Y te encontré
Soy Arantxa y hoy te quiero contar por qué hacemos estas esculturas.
Después de formarme en la escuela de Arte de Pamplona como interior designer, obtuve una beca para ir a Florencia, para mí, la ciudad del arte y el amor, ya que allí conocí a mi compañero de vida. Esa etapa en Italia me llevó a aprender su idioma, a conocer sus costumbres y a empaparme de su arquitectura, pintura y escultura.

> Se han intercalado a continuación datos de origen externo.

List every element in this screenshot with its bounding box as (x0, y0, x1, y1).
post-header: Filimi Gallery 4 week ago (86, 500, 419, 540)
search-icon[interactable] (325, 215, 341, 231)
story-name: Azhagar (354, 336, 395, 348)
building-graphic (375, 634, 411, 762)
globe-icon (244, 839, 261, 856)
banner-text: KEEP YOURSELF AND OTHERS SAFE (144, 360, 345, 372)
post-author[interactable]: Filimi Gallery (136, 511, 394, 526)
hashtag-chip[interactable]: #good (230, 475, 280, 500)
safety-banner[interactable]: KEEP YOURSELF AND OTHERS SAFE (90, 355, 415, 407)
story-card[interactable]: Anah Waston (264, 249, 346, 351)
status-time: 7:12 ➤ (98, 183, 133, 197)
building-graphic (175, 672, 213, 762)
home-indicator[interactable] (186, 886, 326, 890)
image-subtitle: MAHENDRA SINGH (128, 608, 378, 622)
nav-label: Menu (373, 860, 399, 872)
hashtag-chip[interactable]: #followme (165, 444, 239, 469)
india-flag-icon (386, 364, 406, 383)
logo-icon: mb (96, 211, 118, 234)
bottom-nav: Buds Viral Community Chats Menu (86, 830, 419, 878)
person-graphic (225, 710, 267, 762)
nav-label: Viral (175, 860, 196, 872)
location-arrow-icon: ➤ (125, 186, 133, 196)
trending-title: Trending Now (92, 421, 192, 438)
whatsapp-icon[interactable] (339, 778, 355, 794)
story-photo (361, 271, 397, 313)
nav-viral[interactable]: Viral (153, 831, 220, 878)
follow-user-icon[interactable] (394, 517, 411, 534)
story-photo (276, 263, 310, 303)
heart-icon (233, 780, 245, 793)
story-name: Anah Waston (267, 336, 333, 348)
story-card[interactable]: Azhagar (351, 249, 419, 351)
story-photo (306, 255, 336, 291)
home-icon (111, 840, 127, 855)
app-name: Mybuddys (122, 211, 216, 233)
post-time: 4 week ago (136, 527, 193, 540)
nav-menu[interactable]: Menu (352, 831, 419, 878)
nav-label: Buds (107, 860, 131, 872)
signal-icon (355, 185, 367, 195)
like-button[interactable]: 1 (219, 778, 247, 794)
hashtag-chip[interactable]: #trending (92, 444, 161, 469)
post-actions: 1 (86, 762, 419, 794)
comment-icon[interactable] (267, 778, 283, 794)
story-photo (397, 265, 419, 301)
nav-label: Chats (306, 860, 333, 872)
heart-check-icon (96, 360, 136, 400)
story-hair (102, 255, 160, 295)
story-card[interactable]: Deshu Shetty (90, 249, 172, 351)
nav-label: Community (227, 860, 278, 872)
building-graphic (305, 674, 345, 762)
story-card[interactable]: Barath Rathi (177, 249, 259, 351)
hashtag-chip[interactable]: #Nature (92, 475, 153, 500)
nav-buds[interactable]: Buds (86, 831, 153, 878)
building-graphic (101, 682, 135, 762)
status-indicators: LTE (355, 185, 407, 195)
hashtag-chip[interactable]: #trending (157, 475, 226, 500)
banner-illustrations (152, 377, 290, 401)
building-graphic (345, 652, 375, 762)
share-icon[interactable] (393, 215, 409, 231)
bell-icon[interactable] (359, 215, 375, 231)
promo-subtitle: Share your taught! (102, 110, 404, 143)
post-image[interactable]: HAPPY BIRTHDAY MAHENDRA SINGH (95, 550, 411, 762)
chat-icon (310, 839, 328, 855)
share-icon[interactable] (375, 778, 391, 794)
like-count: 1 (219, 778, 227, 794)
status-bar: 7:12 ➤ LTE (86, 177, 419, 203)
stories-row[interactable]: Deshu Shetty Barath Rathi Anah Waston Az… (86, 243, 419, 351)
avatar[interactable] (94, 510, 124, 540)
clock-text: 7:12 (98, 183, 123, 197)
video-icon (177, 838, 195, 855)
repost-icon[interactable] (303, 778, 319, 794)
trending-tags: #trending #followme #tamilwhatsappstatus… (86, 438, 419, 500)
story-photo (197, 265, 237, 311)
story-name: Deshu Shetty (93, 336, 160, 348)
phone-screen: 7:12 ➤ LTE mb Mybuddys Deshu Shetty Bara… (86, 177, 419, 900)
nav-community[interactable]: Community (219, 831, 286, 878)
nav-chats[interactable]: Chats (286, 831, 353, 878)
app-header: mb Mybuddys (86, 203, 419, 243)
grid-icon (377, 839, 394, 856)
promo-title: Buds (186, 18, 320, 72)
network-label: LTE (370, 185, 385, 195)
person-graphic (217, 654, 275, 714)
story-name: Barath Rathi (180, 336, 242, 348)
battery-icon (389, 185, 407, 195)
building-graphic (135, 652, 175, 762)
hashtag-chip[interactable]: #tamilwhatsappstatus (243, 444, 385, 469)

Y como todo, esa etapa llegó a su fin. LLegó el momento de separarnos, o eso creíamos porque…
Y no te dejé ir
Soy Antonio, y no, no nos separamos, pero sí supimos qué se siente al vivir distanciados.
Yo me trasladé a Milán a trabajar en un estudio, esperando el momento de reunirme de nuevo con Arantxa. Tras un año recorriendo juntos los paisajes del norte de Italia, la crisis económica nos empujó a una nueva aventura: Londres.
En los siete años que vivimos en esa ciudad multicultural, nos dejamos envolver por su energía artística. Completamos nuestro background estudiando fotografía y dedicándonos profesionalmente a ello, pero Londres nos guardaba una sorpresa: el lifecasting. Aquel descubrimiento nos atrapó por completo. Nos formamos con profesionales e iniciamos una búsqueda incansable de técnicas y materiales. Esa obsesión por el detalle y la búsqueda de acabados impecables es lo que hoy dota a nuestras piezas de su carácter expositivo.
Entremedio la vida fue pasando, el tiempo se escapaba y al vivir lejos de nuestras familias siempre tuvimos esa sensación de querer alargar la mano tan lejos, tan lejos, que nos pudieran coger desde nuestros países de origen a pesar de la distancia.